In the rare case of an outbreak, a certain number of vaccinated people will get sick. And because there are so many more vaccinated than unvaccinated people in this country, the immunized people who get sick are likely to outnumber the ones who aren't immunized.
To see how this works, imagine that measles strikes a school of 1,000 students. Of the 995 who have been vaccinated, ten become infected, while all five of the unvaccinated children in the school get sick. So although more vaccinated students got measles, the chances of coming down with the disease were much lower for people who got the vaccine (about 1 percent) than for people who didn't (100 percent).
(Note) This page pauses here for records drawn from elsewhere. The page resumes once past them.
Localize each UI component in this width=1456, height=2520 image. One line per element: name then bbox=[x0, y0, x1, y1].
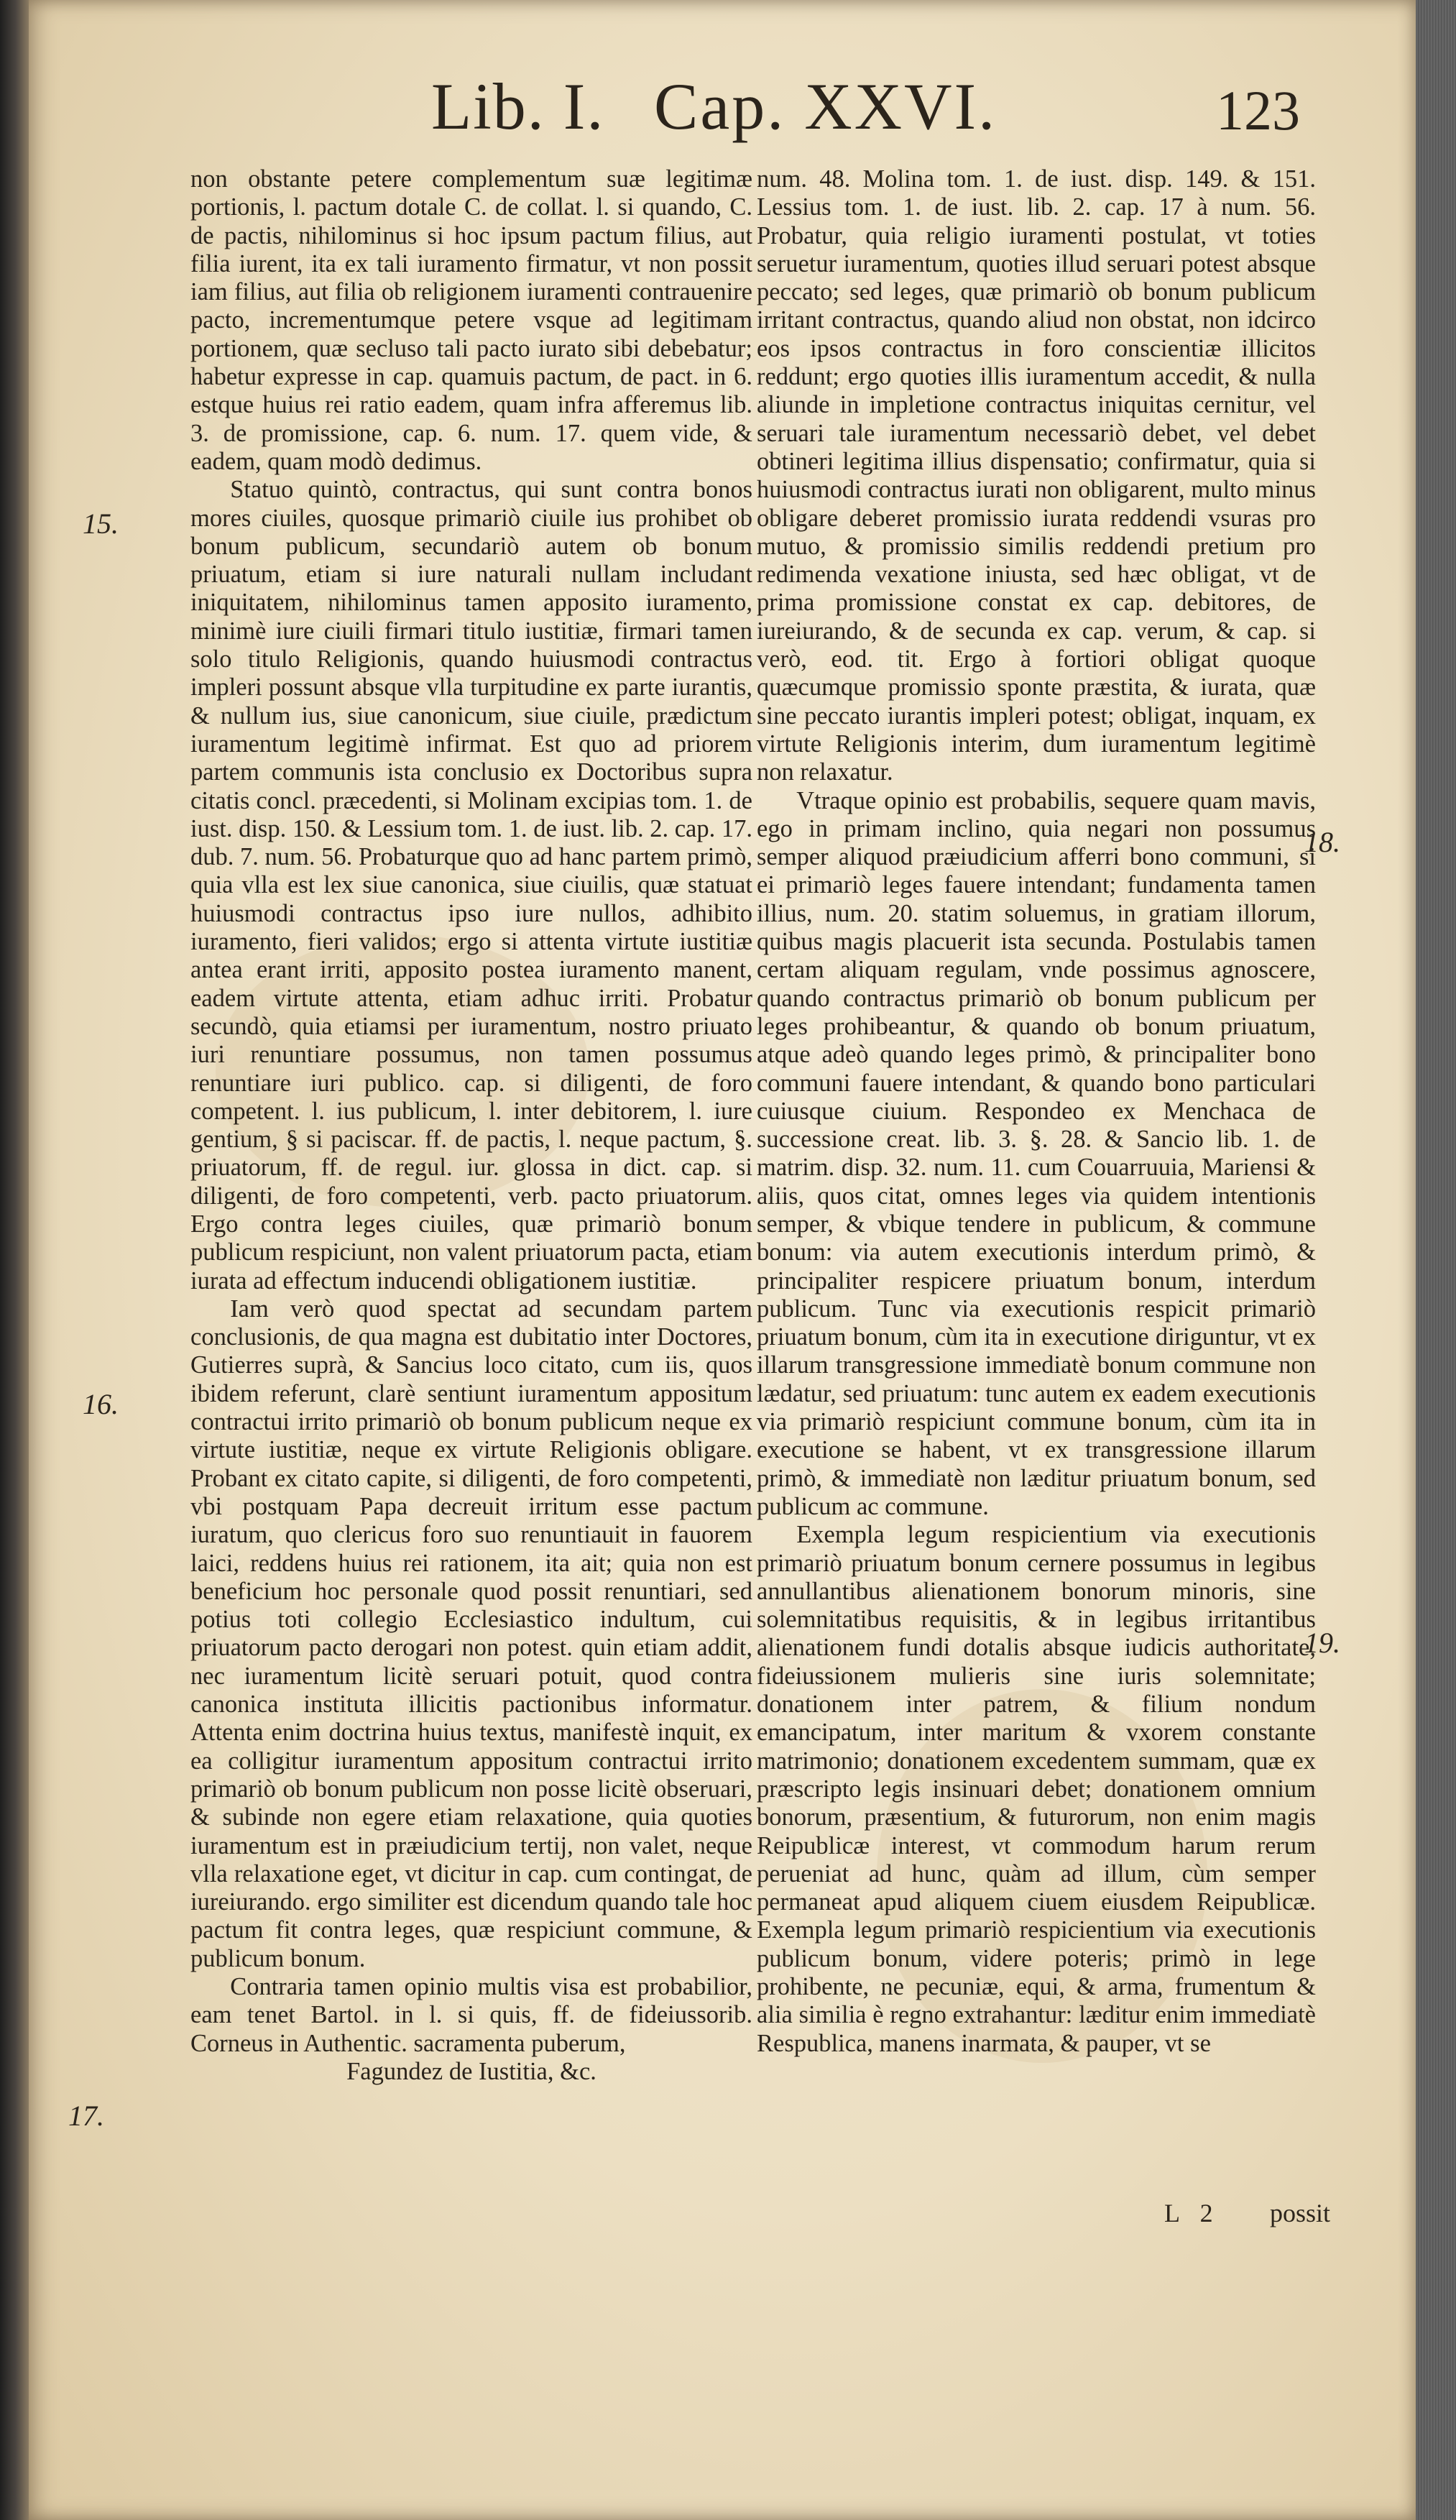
book-fore-edge bbox=[1416, 0, 1456, 2520]
running-head bbox=[29, 68, 1416, 155]
paragraph: non obstante petere complementum suæ legitimæ portionis, l. pactum dotale C. de collat. l. si quando, C. de pactis, nihilominus si hoc ipsum pactum filius, aut filia iurent, ita ex tali iuramento firmatur, vt non possit iam filius, aut filia ob religionem iuramenti contrauenire pacto, incrementumque petere vsque ad legitimam portionem, quæ secluso tali pacto iurato sibi debebatur; habetur expresse in cap. quamuis pactum, de pact. in 6. estque huius rei ratio eadem, quam infra afferemus lib. 3. de promissione, cap. 6. num. 17. quem vide, & eadem, quam modò dedimus. bbox=[190, 165, 752, 475]
paragraph: Statuo quintò, contractus, qui sunt contra bonos mores ciuiles, quosque primariò ciuile ius prohibet ob bonum publicum, secundariò autem ob bonum priuatum, etiam si iure naturali nullam includant iniquitatem, nihilominus tamen apposito iuramento, minimè iure ciuili firmari titulo iustitiæ, firmari tamen solo titulo Religionis, quando huiusmodi contractus impleri possunt absque vlla turpitudine ex parte iurantis, & nullum ius, siue canonicum, siue ciuile, prædictum iuramentum legitimè infirmat. Est quo ad priorem partem communis ista conclusio ex Doctoribus supra citatis concl. præcedenti, si Molinam excipias tom. 1. de iust. disp. 150. & Lessium tom. 1. de iust. lib. 2. cap. 17. dub. 7. num. 56. Probaturque quo ad hanc partem primò, quia vlla est lex siue canonica, siue ciuilis, quæ statuat huiusmodi contractus ipso iure nullos, adhibito iuramento, fieri validos; ergo si attenta virtute iustitiæ antea erant irriti, apposito postea iuramento manent, eadem virtute attenta, etiam adhuc irriti. Probatur secundò, quia etiamsi per iuramentum, nostro priuato iuri renuntiare possumus, non tamen possumus renuntiare iuri publico. cap. si diligenti, de foro competent. l. ius publicum, l. inter debitorem, l. iure gentium, § si paciscar. ff. de pactis, l. neque pactum, §. priuatorum, ff. de regul. iur. glossa in dict. cap. si diligenti, de foro competenti, verb. pacto priuatorum. Ergo contra leges ciuiles, quæ primariò bonum publicum respiciunt, non valent priuatorum pacta, etiam iurata ad effectum inducendi obligationem iustitiæ. bbox=[190, 476, 752, 1295]
chapter-label: Cap. XXVI. bbox=[654, 70, 997, 143]
paragraph: Vtraque opinio est probabilis, sequere quam mavis, ego in primam inclino, quia negari non possumus semper aliquod præiudicium afferri bono communi, si ei primariò leges fauere intendant; fundamenta tamen illius, num. 20. statim soluemus, in gratiam illorum, quibus magis placuerit ista secunda. Postulabis tamen certam aliquam regulam, vnde possimus agnoscere, quando contractus primariò ob bonum publicum per leges prohibeantur, & quando ob bonum priuatum, atque adeò quando leges primò, & principaliter bono communi fauere intendant, & quando bono particulari cuiusque ciuium. Respondeo ex Menchaca de successione creat. lib. 3. §. 28. & Sancio lib. 1. de matrim. disp. 32. num. 11. cum Couarruuia, Mariensi & aliis, quos citat, omnes leges via quidem intentionis semper, & vbique tendere in publicum, & commune bonum: via autem executionis interdum primò, & principaliter respicere priuatum bonum, interdum publicum. Tunc via executionis respicit primariò priuatum bonum, cùm ita in executione diriguntur, vt ex illarum transgressione immediatè bonum commune non lædatur, sed priuatum: tunc autem ex eadem executionis via primariò respiciunt commune bonum, cùm ita in executione se habent, vt ex transgressione illarum primò, & immediatè non læditur priuatum bonum, sed publicum ac commune. bbox=[757, 786, 1316, 1520]
section-number-17: 17. bbox=[68, 2100, 104, 2132]
right-text-column bbox=[757, 165, 1316, 2058]
book-binding-gutter bbox=[0, 0, 29, 2520]
section-number-19: 19. bbox=[1304, 1627, 1340, 1659]
book-page bbox=[29, 0, 1416, 2520]
page-footer bbox=[29, 2198, 1416, 2241]
paragraph: Contraria tamen opinio multis visa est probabilior, eam tenet Bartol. in l. si quis, ff. de fideiussorib. Corneus in Authentic. sacramenta puberum, bbox=[190, 1973, 752, 2057]
left-text-column bbox=[190, 165, 752, 2086]
page-number: 123 bbox=[1216, 79, 1300, 142]
section-number-18: 18. bbox=[1304, 826, 1340, 858]
catchword: possit bbox=[1270, 2199, 1331, 2227]
paragraph: num. 48. Molina tom. 1. de iust. disp. 149. & 151. Lessius tom. 1. de iust. lib. 2. cap. 17 à num. 56. Probatur, quia religio iuramenti postulat, vt toties seruetur iuramentum, quoties illud seruari potest absque peccato; sed leges, quæ primariò ob bonum publicum irritant contractus, quando aliud non obstat, non idcirco eos ipsos contractus in foro conscientiæ illicitos reddunt; ergo quoties illis iuramentum accedit, & nulla aliunde in impletione contractus iniquitas cernitur, vel seruari tale iuramentum necessariò debet, vel debet obtineri legitima illius dispensatio; confirmatur, quia si huiusmodi contractus iurati non obligarent, multo minus obligare deberet promissio iurata reddendi vsuras pro mutuo, & promissio similis reddendi pretium pro redimenda vexatione iniusta, sed hæc obligat, vt de prima promissione constat ex cap. debitores, de iureiurando, & de secunda ex cap. verum, & cap. si verò, eod. tit. Ergo à fortiori obligat quoque quæcumque promissio sponte præstita, & iurata, quæ sine peccato iurantis impleri potest; obligat, inquam, ex virtute Religionis interim, dum iuramentum legitimè non relaxatur. bbox=[757, 165, 1316, 786]
section-number-16: 16. bbox=[83, 1388, 119, 1420]
paragraph: Iam verò quod spectat ad secundam partem conclusionis, de qua magna est dubitatio inter Doctores, Gutierres suprà, & Sancius loco citato, cum iis, quos ibidem referunt, clarè sentiunt iuramentum appositum contractui irrito primariò ob bonum publicum neque ex virtute iustitiæ, neque ex virtute Religionis obligare. Probant ex citato capite, si diligenti, de foro competenti, vbi postquam Papa decreuit irritum esse pactum iuratum, quo clericus foro suo renuntiauit in fauorem laici, reddens huius rei rationem, ita ait; quia non est beneficium hoc personale quod possit renuntiari, sed potius toti collegio Ecclesiastico indultum, cui priuatorum pacto derogari non potest. quin etiam addit, nec iuramentum licitè seruari potuit, quod contra canonica instituta illicitis pactionibus informatur. Attenta enim doctrina huius textus, manifestè inquit, ex ea colligitur iuramentum appositum contractui irrito primariò ob bonum publicum non posse licitè obseruari, & subinde non egere etiam relaxatione, quia quoties iuramentum est in præiudicium tertij, non valet, neque vlla relaxatione eget, vt dicitur in cap. cum contingat, de iureiurando. ergo similiter est dicendum quando tale hoc pactum fit contra leges, quæ respiciunt commune, & publicum bonum. bbox=[190, 1295, 752, 1972]
section-number-15: 15. bbox=[83, 507, 119, 540]
book-title-line: Fagundez de Iustitia, &c. bbox=[346, 2057, 596, 2085]
paragraph: Exempla legum respicientium via executionis primariò priuatum bonum cernere possumus in legibus annullantibus alienationem bonorum minoris, sine solemnitatibus requisitis, & in legibus irritantibus alienationem fundi dotalis absque iudicis authoritate, fideiussionem mulieris sine iuris solemnitate; donationem inter patrem, & filium nondum emancipatum, inter maritum & vxorem constante matrimonio; donationem excedentem summam, quæ ex præscripto legis insinuari debet; donationem omnium bonorum, præsentium, & futurorum, non enim magis Reipublicæ interest, vt commodum harum rerum perueniat ad hunc, quàm ad illum, cùm semper permaneat apud aliquem ciuem eiusdem Reipublicæ. Exempla legum primariò respicientium via executionis publicum bonum, videre poteris; primò in lege prohibente, ne pecuniæ, equi, & arma, frumentum & alia similia è regno extrahantur: læditur enim immediatè Respublica, manens inarmata, & pauper, vt se bbox=[757, 1521, 1316, 2057]
signature-mark: L 2 bbox=[1164, 2199, 1220, 2227]
book-label: Lib. I. bbox=[431, 70, 605, 143]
No vaccine guarantees immunity to everyone who's vaccinated. For reasons we don't understand, some people who are vaccinated don't become immune and remain susceptible to the disease. And some people lose their immunity over time, especially if they don't receive the recommended booster shots. But vaccination still offers the best chance of protection from infectious disease.
A study published in the Journal of the American Medical Association in July 1999 found that during a measles outbreak, unvaccinated people were 35 times more likely to get measles than vaccinated people. Several studies have since confirmed these findings.
Keep in mind, too, that people who come down with the disease after having been vaccinated will experience a milder form of the disease.